Big Interview: Nasser Ezz Edin, Commodore MEP

Commodore MEP general manager on forming a new company


Abu Dhabi-based Commodore MEP, part of the Commodore Contracting Group, has been around since the early noughties. The company is run by general manager Nasser Ezz Edin.

From the last financial year to this current one, the MEP contractor has maintained consistent revenue despite operating in a climate of low oil prices, late payments and geo-political unease. Figures released to us by Commodore MEP show that it made revenue of $115.7m (AED425m) in 2015 and is projected to make $122.5m (AED450m) this year, with 75% of the order book already secured.

Ezz Edin says the reason it is on course to top last year’s turnover is partly down to three projects it signed at the beginning of the year: Burjeel Medical City and Al Wafra Residential Development in Abu Dhabi, Noor Al Ahli Hospital in Al Ain and Akoya Oxygen in Dubai by developer Damac.
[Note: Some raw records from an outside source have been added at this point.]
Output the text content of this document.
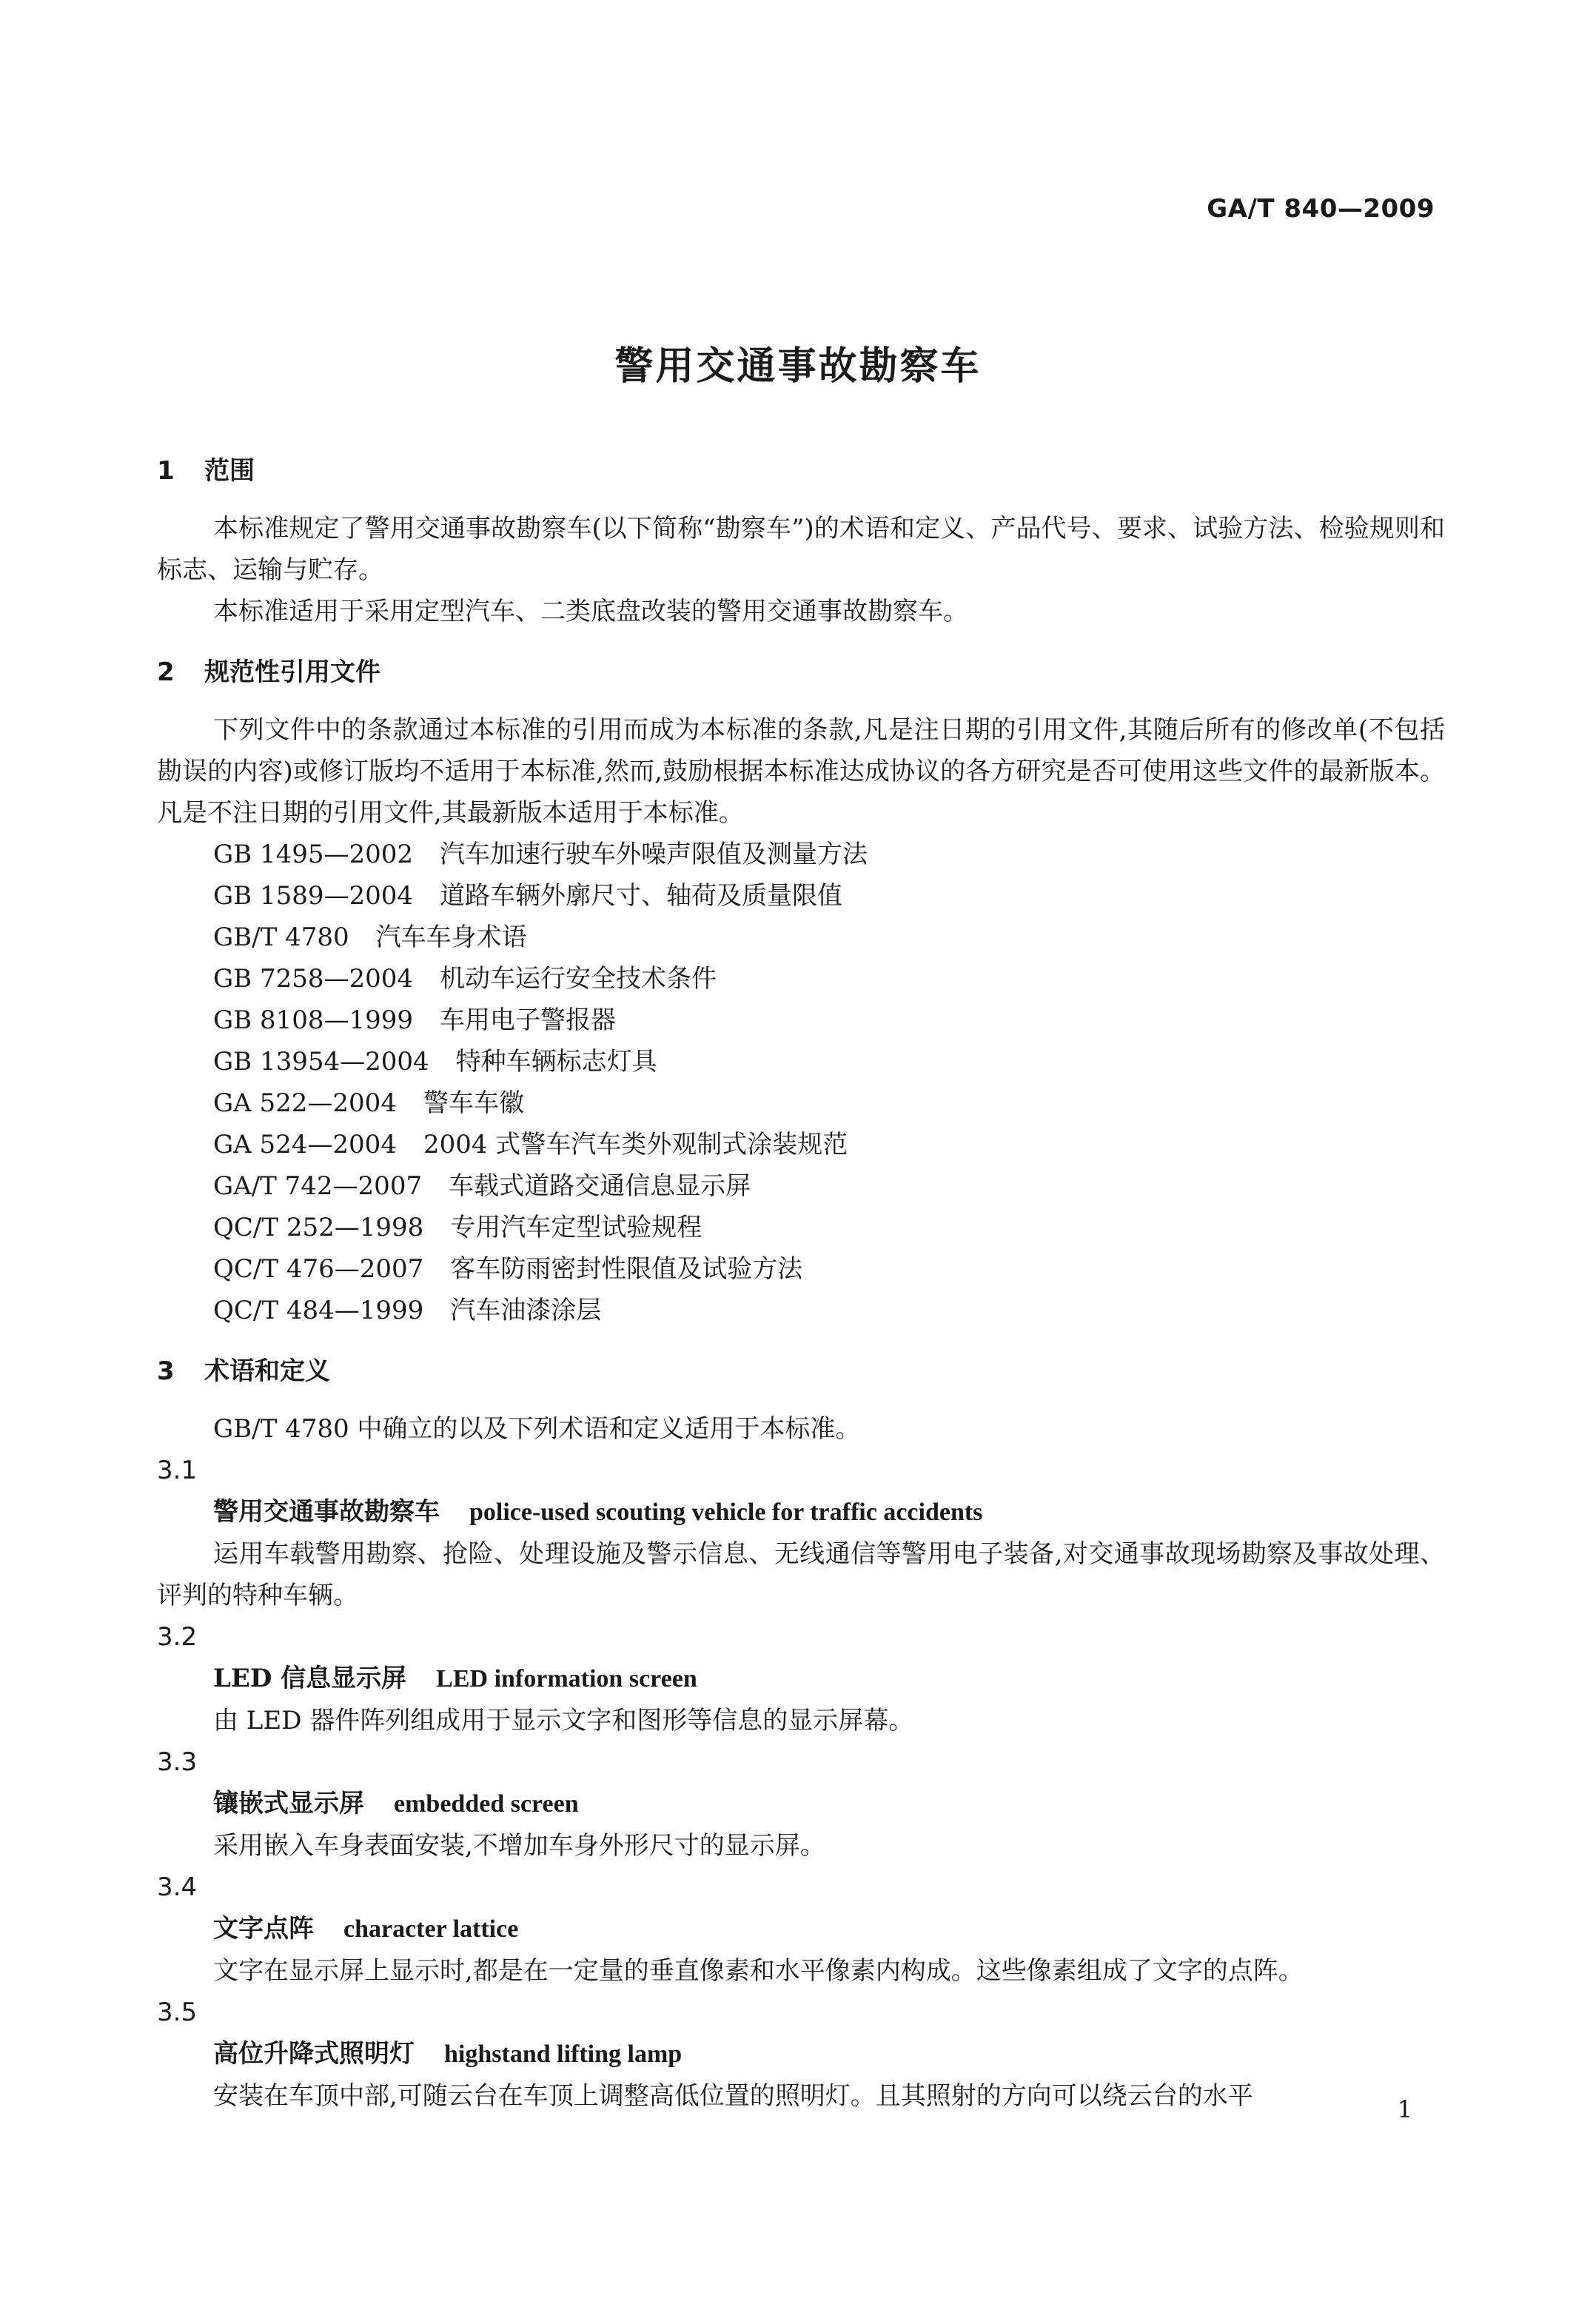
GA/T 840—2009
警用交通事故勘察车
1 范围

本标准规定了警用交通事故勘察车(以下简称“勘察车”)的术语和定义、产品代号、要求、试验方法、检验规则和标志、运输与贮存。

本标准适用于采用定型汽车、二类底盘改装的警用交通事故勘察车。

2 规范性引用文件

下列文件中的条款通过本标准的引用而成为本标准的条款,凡是注日期的引用文件,其随后所有的修改单(不包括勘误的内容)或修订版均不适用于本标准,然而,鼓励根据本标准达成协议的各方研究是否可使用这些文件的最新版本。凡是不注日期的引用文件,其最新版本适用于本标准。

GB 1495—2002 汽车加速行驶车外噪声限值及测量方法
GB 1589—2004 道路车辆外廓尺寸、轴荷及质量限值
GB/T 4780 汽车车身术语
GB 7258—2004 机动车运行安全技术条件
GB 8108—1999 车用电子警报器
GB 13954—2004 特种车辆标志灯具
GA 522—2004 警车车徽
GA 524—2004 2004 式警车汽车类外观制式涂装规范
GA/T 742—2007 车载式道路交通信息显示屏
QC/T 252—1998 专用汽车定型试验规程
QC/T 476—2007 客车防雨密封性限值及试验方法
QC/T 484—1999 汽车油漆涂层
3 术语和定义

GB/T 4780 中确立的以及下列术语和定义适用于本标准。

3.1
警用交通事故勘察车 police-used scouting vehicle for traffic accidents

运用车载警用勘察、抢险、处理设施及警示信息、无线通信等警用电子装备,对交通事故现场勘察及事故处理、评判的特种车辆。

3.2
LED 信息显示屏 LED information screen

由 LED 器件阵列组成用于显示文字和图形等信息的显示屏幕。

3.3
镶嵌式显示屏 embedded screen

采用嵌入车身表面安装,不增加车身外形尺寸的显示屏。

3.4
文字点阵 character lattice

文字在显示屏上显示时,都是在一定量的垂直像素和水平像素内构成。这些像素组成了文字的点阵。

3.5
高位升降式照明灯 highstand lifting lamp

安装在车顶中部,可随云台在车顶上调整高低位置的照明灯。且其照射的方向可以绕云台的水平	1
“If I wanted to just collect projects left and right I could have easily doubled this figure,” Ezz Edin says. “But you have to take projects which have a lower risk profile because project delays and payment delays are a big problem for cash flow.”

Ezz Edin reveals that although Commodore MEP is in a healthy position, plans are afoot to form a standalone sister company called Commodore Middle East, which he will manage.

Commodore Middle East will offer MEP contracting services, but unlike Commodore MEP, will have a separate trading license to Commodore Contracting.

He says forming the company has been a priority of senior management for a while and the move will eventually lead to the absorption of Commodore MEP into Commodore Middle East.

“Before the end of the year Commodore Middle East will be operating,” Ezz Edin says. “Step by step we will move people from Commodore MEP to Commodore Middle East.”

The rationale behind setting up the new company, he says, is that it will have greater access to finance by virtue of having its own license. It will be branded as a specialist MEP contractor in the Middle East.

“This is definitely a step in the right direction looking ahead to the next four or five years – not the short-term,” Ezz Edin says. “Once the geo-political situation starts to settle down, the construction opportunities will start to pick up. So if you have a separate MEP company it will give you better chances to go with all contractors in all countries.

“But we will not delete Commodore MEP, it will be there until it is totally merged with Commodore Middle East.”

He is excited about the prospect of merging Commodore MEP’s portfolio with that of Commodore Middle East’s over the next five years and says there are possibilities to move into new territories such as Africa.

“The Group already has a light steel company in Africa so there are definitely opportunities for us to move into Africa.”

He also says there will be a greater focus on winning work on infrastructure projects because they are “more challenging so face less competition”.

“Not everyone can compete with you on a data centre project, for example,” Ezz Edin says. “Not everyone can compete with you on power stations or pipelines.

“That’s where we are really trying to go and be more active. We already to that type of work but we want to do more of it.”

In Commodore MEP’s second biggest market - Qatar - work activity is rather more benign, Ezz Edin admits.

The company is closing out a university project and two towers all of which will be handed over this year.

“Qatar is still quiet this year but people are much more expectant in 2017 because Qatar will only have five years to get everything ready for the FIFA World Cup 2022,” he says. “The major sector where I’m sure there will be a boom in Qatar is hotels and furnished apartments because they still need a lot more rooms.

“But while things are quiet in Qatar we can move our labour force to other territories where we are busy with work.”

Ezz Edin again emphasises the work opportunities that should arise once geo-political tensions recede, especially in Iraq which is Commodore MEP’s third biggest market after the UAE and Qatar.

“We are all hoping that the crisis in the Middle East will abate,” he says. “We are expecting that if things are settled there will be a lot of reconstruction that needs to be undertaken.”

Ezz Edin also notes that the Group plans to launch an FM company in the near future.

“We are in the process of establishing an FM company. There is already a feasibility study and things are moving very positively towards setting this up,” Ezz Edin says. “We already have the core of this FM company within Commodore MEP where we have a specialised testing, commissioning awnd maintenance department, so the process will be very organic.”